By ALEX STRICKLAND / Bigfork Eagle

What is there to do once you've traveled the world, met people from communities as varied as Mexico City and tiny hill villages in remote Thailand and performed song and dance in front of thousands?

Nineteen-year-old Bigfork resident Jenna Taylor is planning to head to college.

Taylor has spent the last six months traveling with the organization "Up With People," a motivational group that travels to different communities around the globe doing community service work and performing a musical show.

Taylor found out about the organization from classmates at Flathead High School, where she graduated in 2007, but was already headed down a more traditional path.

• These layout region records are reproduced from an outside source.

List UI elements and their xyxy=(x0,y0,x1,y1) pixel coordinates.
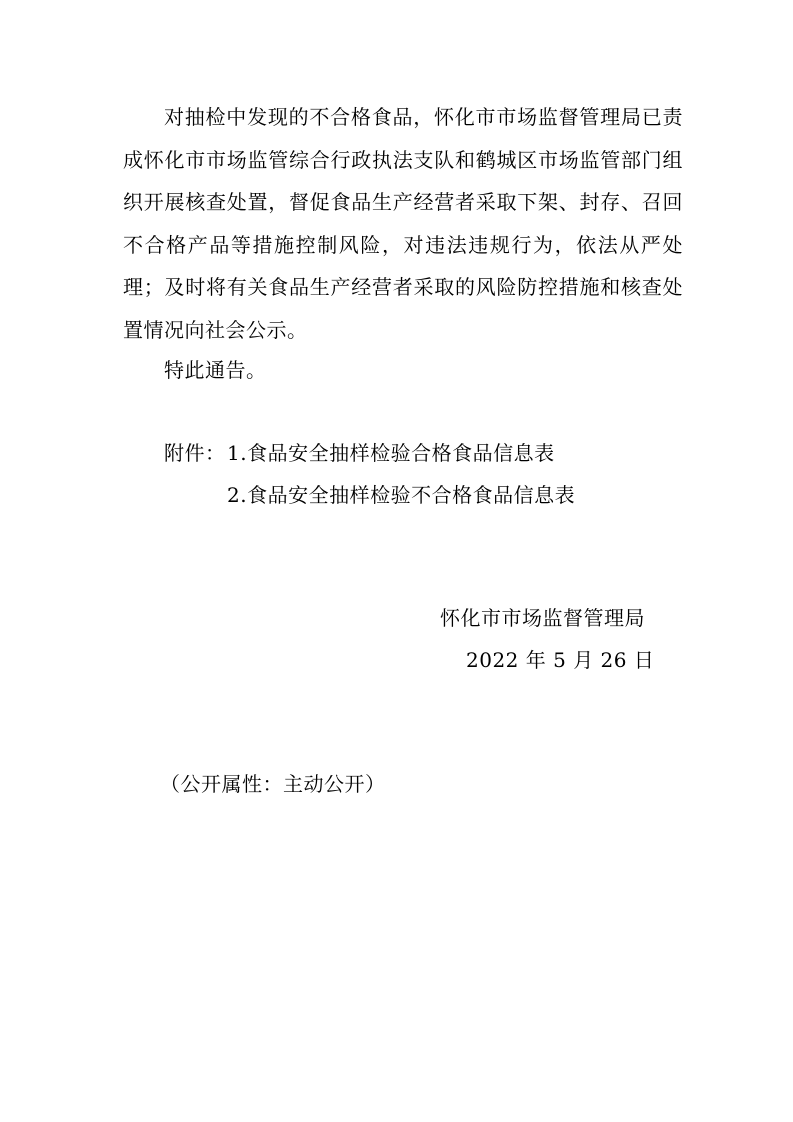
body-paragraph: 对抽检中发现的不合格食品，怀化市市场监督管理局已责成怀化市市场监管综合行政执法支队和鹤城区市场监管部门组织开展核查处置，督促食品生产经营者采取下架、封存、召回不合格产品等措施控制风险，对违法违规行为，依法从严处理；及时将有关食品生产经营者采取的风险防控措施和核查处置情况向社会公示。 xyxy=(123,105,683,342)
issue-date: 2022 年 5 月 26 日 xyxy=(466,648,655,672)
attachment-item-1: 1.食品安全抽样检验合格食品信息表 xyxy=(227,441,555,465)
attachment-item-2: 2.食品安全抽样检验不合格食品信息表 xyxy=(227,483,576,507)
issuing-organization: 怀化市市场监督管理局 xyxy=(440,606,645,630)
disclosure-attribute: （公开属性：主动公开） xyxy=(160,772,386,796)
attachment-label: 附件： xyxy=(164,441,226,465)
notice-closing: 特此通告。 xyxy=(164,358,267,382)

"I was ready to head off to college," she said.

Already accepted to a school, Taylor said something just didn't feel right and decided to take a step back and enjoy a "gap year."

Before she could take off with Up With People, though, Taylor had to raise money for the program, $11,800.

Not wanting a run-of-the-mill way to raise money, Taylor decided to take a very entrepreneurial approach and offer "investors" the opportunity to buy "stock" in her.

Investors were given an outline of the commodity and the past performance, which included being the FHS valedictorian, and an outline of the returns — knowing they helped in community service and leadership training, and admission to a concert to be held on August 9 at Crossroads Church.

That concert will feature Taylor singing selections from the Up With People show she performed as well as a slideshow and talk about her time abroad.

When the program kicked off in January, Taylor spent a month in Denver, meeting the 100 or so people she would be traveling with for the next six months and learning the content of the show.

From there it was off to Mexico and then back to the U.S. for a tour through Texas and the Midwest. Traveling mostly by bus, Taylor said she had the opportunity to meet not only people from around her own country, but revel in showing off her home nation to other members of the cast.

"For most of them it was their first time in the U.S.," Taylor said of the cast that included members from 26 countries. "I was with a couple of people for their first time in a Wal-Mart. The Swedes would go on and on about the cereal aisles."

From her home turf, Taylor and the cast left for Thailand, where she was given the opportunity to spend a week with a remote hill tribe that spoke no English and enjoyed few outside visitors.

Taylor taught English at the local school for the week and helped work in the fields. After work, she got to eat with the family, where she indulged in what she said was her most interesting meal — boiled chicken blood.

And after a week of living in a bamboo hut it was back to work with the cast, where the "high-energy" show was put on in a Thai town out of the mountains.

"Our traditional grandma (from the village) came," Taylor said. "We were so surprised."

After she returned to Bigfork in June, Taylor said she found returning to normal life fairly easy, except for the confusion over what to do with all her newly acquired spare time, even with working multiple jobs and preparing for school at Hope College in Michigan in a few weeks.

Taylor's concert is free and open to the public and will take place at 7 p.m. on Saturday, August 9 at Crossroads Christian Fellowship on Highway 35 in Bigfork.